By Dennis thompson
TUESDAY, Oct. 8, 2019 (HealthDay News) -- Don't get too mad at that new puppy who piddled on the rug or chewed up your favorite slippers.
In the long run, that scamp is going to help you live a longer and healthier life.
Dog ownership decreases a person's overall risk of premature death by 24%, according to researchers who conducted a review of the available medical evidence.
The benefit is most pronounced in people with existing heart problems. Dog owners had a 65% reduced risk of death following a heart attack and a 31% reduced risk of death from heart disease, the researchers said.
"People who had a heart attack prior to getting a dog had even more reduction in mortality," said lead author Dr. Caroline Kramer, an assistant professor of medicine at the University of Toronto, Canada.
That analysis was backed up by a separate Swedish study, which found that heart attack and stroke victims who own dogs have a lower risk of dying, particularly if they live alone.
Owning a dog reduced a heart attack patient's risk of death by 33% if they live alone, and 15% if they live with a partner or child, according to data from the Swedish National Patient Register.

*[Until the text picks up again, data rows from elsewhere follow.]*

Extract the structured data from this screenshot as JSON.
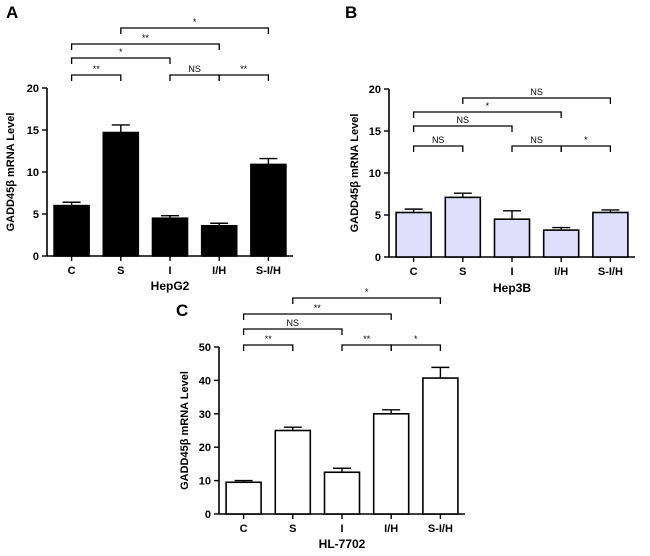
{
  "chart_data": [
    {
      "type": "bar",
      "panel": "A",
      "title": "",
      "xlabel": "HepG2",
      "ylabel": "GADD45β  mRNA Level",
      "ylim": [
        0,
        20
      ],
      "yticks": [
        0,
        5,
        10,
        15,
        20
      ],
      "categories": [
        "C",
        "S",
        "I",
        "I/H",
        "S-I/H"
      ],
      "values": [
        6.0,
        14.7,
        4.5,
        3.6,
        10.9
      ],
      "errors": [
        0.4,
        0.9,
        0.3,
        0.3,
        0.7
      ],
      "bar_color": "#000000",
      "comparisons": [
        {
          "from": 0,
          "to": 1,
          "label": "**"
        },
        {
          "from": 2,
          "to": 3,
          "label": "NS"
        },
        {
          "from": 3,
          "to": 4,
          "label": "**"
        },
        {
          "from": 0,
          "to": 2,
          "label": "*"
        },
        {
          "from": 0,
          "to": 3,
          "label": "**"
        },
        {
          "from": 1,
          "to": 4,
          "label": "*"
        }
      ]
    },
    {
      "type": "bar",
      "panel": "B",
      "title": "",
      "xlabel": "Hep3B",
      "ylabel": "GADD45β  mRNA Level",
      "ylim": [
        0,
        20
      ],
      "yticks": [
        0,
        5,
        10,
        15,
        20
      ],
      "categories": [
        "C",
        "S",
        "I",
        "I/H",
        "S-I/H"
      ],
      "values": [
        5.3,
        7.1,
        4.5,
        3.2,
        5.3
      ],
      "errors": [
        0.4,
        0.5,
        1.0,
        0.3,
        0.3
      ],
      "bar_color": "#dfdffb",
      "comparisons": [
        {
          "from": 0,
          "to": 1,
          "label": "NS"
        },
        {
          "from": 2,
          "to": 3,
          "label": "NS"
        },
        {
          "from": 3,
          "to": 4,
          "label": "*"
        },
        {
          "from": 0,
          "to": 2,
          "label": "NS"
        },
        {
          "from": 0,
          "to": 3,
          "label": "*"
        },
        {
          "from": 1,
          "to": 4,
          "label": "NS"
        }
      ]
    },
    {
      "type": "bar",
      "panel": "C",
      "title": "",
      "xlabel": "HL-7702",
      "ylabel": "GADD45β  mRNA Level",
      "ylim": [
        0,
        50
      ],
      "yticks": [
        0,
        10,
        20,
        30,
        40,
        50
      ],
      "categories": [
        "C",
        "S",
        "I",
        "I/H",
        "S-I/H"
      ],
      "values": [
        9.5,
        25.0,
        12.5,
        30.0,
        40.7
      ],
      "errors": [
        0.5,
        1.0,
        1.2,
        1.2,
        3.2
      ],
      "bar_color": "#ffffff",
      "comparisons": [
        {
          "from": 0,
          "to": 1,
          "label": "**"
        },
        {
          "from": 2,
          "to": 3,
          "label": "**"
        },
        {
          "from": 3,
          "to": 4,
          "label": "*"
        },
        {
          "from": 0,
          "to": 2,
          "label": "NS"
        },
        {
          "from": 0,
          "to": 3,
          "label": "**"
        },
        {
          "from": 1,
          "to": 4,
          "label": "*"
        }
      ]
    }
  ]
}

Similarly, death risk for dog-owning stroke survivors was 27% lower if they live alone and 12% lower for those living with someone, the Swedish researchers found.
Both reports were published Oct. 8 in the journal Circulation: Cardiovascular Quality and Outcomes.

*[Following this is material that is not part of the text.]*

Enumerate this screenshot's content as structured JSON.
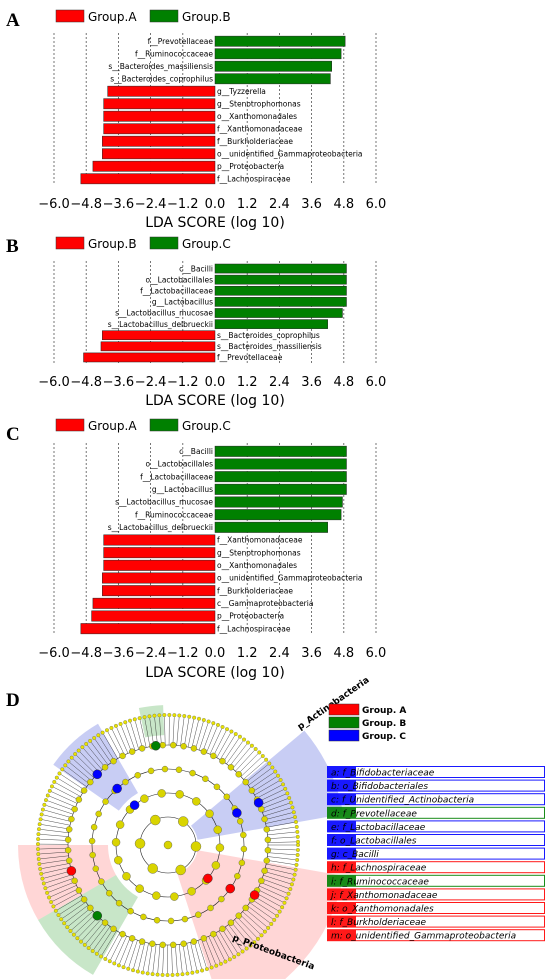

Part of the benefit is likely due to the physical activity that comes with having a dog, Kramer said.
Kramer undertook the research after noticing changes in her own behavior after she adopted her own dog, a miniature schnauzer named Romeo.
"At the time when I started work on this, I'd had my dog for a year and I noticed that I was walking way more," Kramer said. "There's a lot of evidence that people who have dogs walk way more. Their degree of physical exercise is much more."
Kramer and her colleagues reviewed data for more than 3.8 million people taken from 10 separate studies, and concluded that owning a dog is associated with a long-term lower risk of premature death.
But the Swedish study suggests that the companionship of a dog also contributes to a person's health, said Dr. Dhruv Kazi, associate director of the Smith Center for Outcomes Research in Cardiology at Beth Israel Deaconess Medical Center, in Boston.
In the Swedish study, Dr. Mwenya Mubanga of Uppsala University and her colleagues combed their nation's patient database for all people aged 40 to 85 who'd had a heart attack or stroke from 2001 through 2012.
The investigators identified more than 181,000 heart attack victims, about 6% of whom owned a dog, and nearly 155,000 stroke survivors, of whom 5% owned a dog.
Everyone who owned a dog had a reduced risk of death compared to those without a dog, but that risk was doubly reduced in people who lived alone versus those living with another person, the researchers found.
"My own hypothesis is that the biggest driver of this is what dog ownership does for one's mental health," said Kazi, who wrote an accompanying editorial about the two new reports.
Isolation and loneliness have been linked to poor heart health outcomes, Kazi said, and owning a dog appears to ease a person's solitude enough to have a real benefit.
The Swedish study illustrates this. "Individuals living by themselves seemed to have the larger benefit, which goes in line with the fact that it's the companionship driving a large chunk of this benefit," Kazi said.
However, Kazi added that it would be a mistake to overlook the physical benefits of having a dog.
"If you own a dog, it doesn't matter how tired you are or how cold out it is, you still have to go for a walk. That's what you have to do," Kazi said.